Sie selbst verstehe sich als "linke Feministin". Pohl: "Ich bin mit 42 Jahren bei meiner großen Liebe angekommen. Aber ich will sie wieder weiter links positionieren." Dafür habe sie bewusst den "Sprung raus aus der gutbezahlten Mainstream-Hängematte" gewagt. Pohl hatte bislang als Berliner Korrespondentin für die Mediengruppe Ippen ("Münchner Merkur", "tz") gearbeitet.
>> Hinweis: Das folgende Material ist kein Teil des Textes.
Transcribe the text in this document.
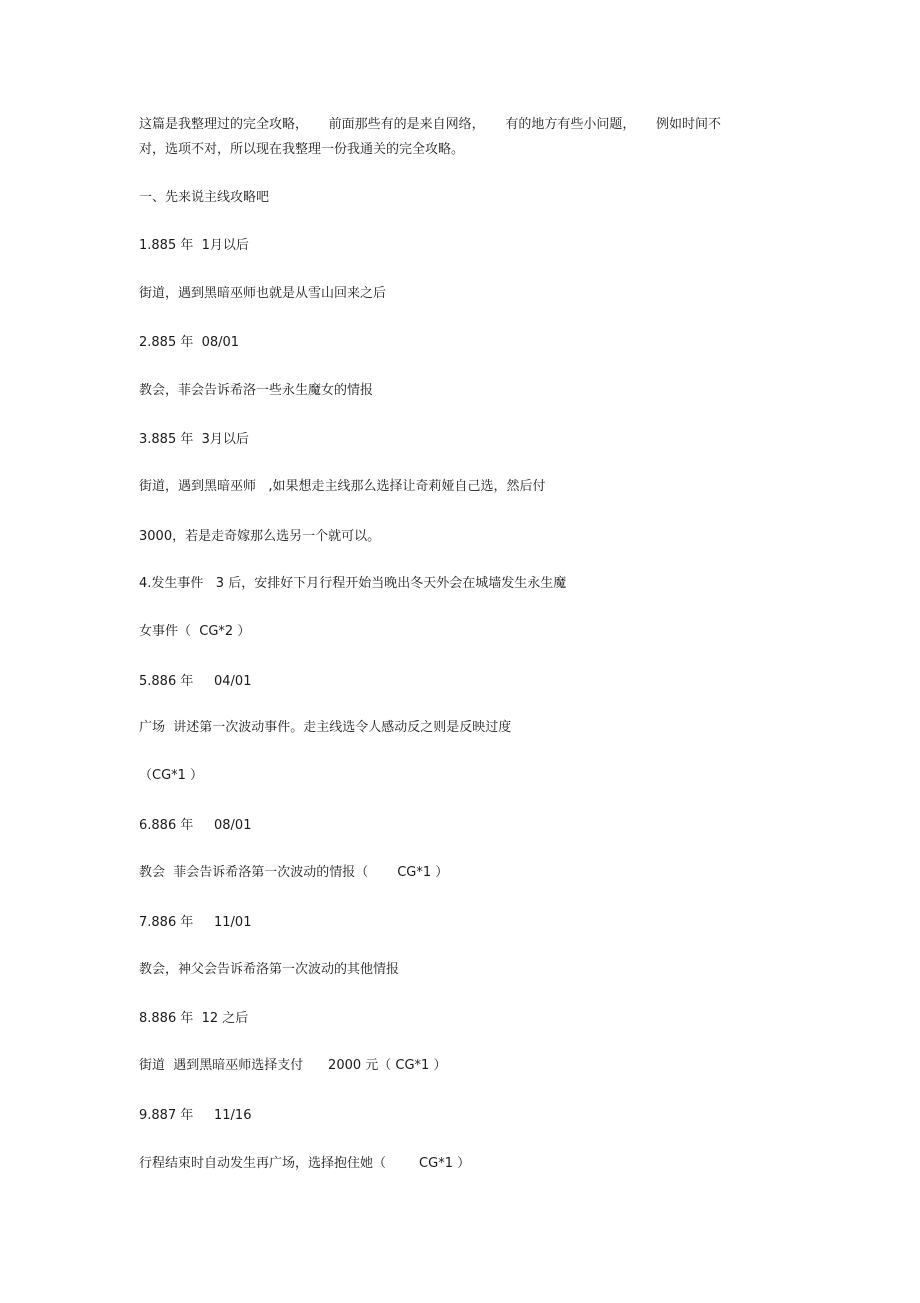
这篇是我整理过的完全攻略，     前面那些有的是来自网络，     有的地方有些小问题，     例如时间不
对，选项不对，所以现在我整理一份我通关的完全攻略。
一、先来说主线攻略吧
1.885 年  1月以后
街道，遇到黑暗巫师也就是从雪山回来之后
2.885 年  08/01
教会，菲会告诉希洛一些永生魔女的情报
3.885 年  3月以后
街道，遇到黑暗巫师   ,如果想走主线那么选择让奇莉娅自己选，然后付
3000，若是走奇嫁那么选另一个就可以。
4.发生事件   3 后，安排好下月行程开始当晚出冬天外会在城墙发生永生魔
女事件（  CG*2 ）
5.886 年     04/01
广场  讲述第一次波动事件。走主线选令人感动反之则是反映过度
（CG*1 ）
6.886 年     08/01
教会  菲会告诉希洛第一次波动的情报（       CG*1 ）
7.886 年     11/01
教会，神父会告诉希洛第一次波动的其他情报
8.886 年  12 之后
街道  遇到黑暗巫师选择支付      2000 元（ CG*1 ）
9.887 年     11/16
行程结束时自动发生再广场，选择抱住她（        CG*1 ）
Auf die Frage, ob sie Gegenwind aus der Redaktion befürchte, antwortete Pohl: "Viele fragten mich, ob ich denn des Wahnsinns sei, mich auf diesen Schleuderstuhl zu setzen. Ich will bewusst das Risiko eingehen." Um Auflageverlusten gegenzusteuern, setzt Pohl auf die Verbindung zwischen gedruckter "taz" und dem Internet- Auftritt des Blatts. "Da steckt unglaubliches Potential, das bisher nicht genutzt wurde."